Scientists also conducted biological testing of the composite material, placing connective tissue cells - fibroblasts - of mouse embryos on its surface and assessing their viability after three days. The experiment showed that the composite framework based on an iron-rhodium alloy with a polymer coating has high biocompatibility and does not lead to the death of healthy living cells. Thus, the proposed material could potentially be used for biomedical purposes.

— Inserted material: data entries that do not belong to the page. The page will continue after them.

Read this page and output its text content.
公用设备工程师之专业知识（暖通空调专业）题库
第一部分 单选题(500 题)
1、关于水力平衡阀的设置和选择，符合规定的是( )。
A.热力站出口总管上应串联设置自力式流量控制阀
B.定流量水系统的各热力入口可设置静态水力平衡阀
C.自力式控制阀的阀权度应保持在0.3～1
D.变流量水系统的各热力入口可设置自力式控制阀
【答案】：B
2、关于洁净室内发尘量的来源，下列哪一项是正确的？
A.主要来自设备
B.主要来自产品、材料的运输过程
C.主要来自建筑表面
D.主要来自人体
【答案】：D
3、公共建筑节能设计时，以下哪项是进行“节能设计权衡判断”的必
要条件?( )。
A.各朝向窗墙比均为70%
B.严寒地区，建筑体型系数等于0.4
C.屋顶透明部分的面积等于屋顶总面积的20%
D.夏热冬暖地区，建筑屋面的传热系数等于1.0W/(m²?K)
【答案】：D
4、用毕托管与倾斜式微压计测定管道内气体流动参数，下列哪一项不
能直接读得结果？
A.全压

Our approach is based on the magnetocaloric effect observed in the iron-rhodium alloy substrate. The nature of this effect consists in changing the temperature of the magnetic material in the absence of heat exchange with the environment during its magnetization or demagnetization in the external magnetic field. The proposed material is convenient in that it is possible to activate the release of the drug from it by a single inclusion of the 3 Tesla magnetic field available in modern magnetic resonance imaging (MRI) devices. In the future, we plan to test the feasibility of this model on the scale of micro- and nanoparticles of iron-rhodium alloy. This is a complex research task: from developing a technology for obtaining the particles themselves and creating polymer structures based on them to conducting experiments that demonstrate the final effect. In addition, we hope that the continuation of research will open up new opportunities for the use of this unique alloy, "says Abdulkarim Amirov, candidate of physical and mathematical sciences, employee of the National Research Technological University of MISIS, project manager supported by a grant from the Russian National Research Institute of Science. |
The study was attended by employees of the Dagestan Federal Research Center of the Russian Academy of Sciences (Makhachkala), the Institute of Theoretical and Experimental Biophysics of the Russian Academy of Sciences (Pushchino), Lomonosov Moscow State University (Moscow) and the V. A. Kotelnikov Institute of Radio Engineering and Electronics (Moscow).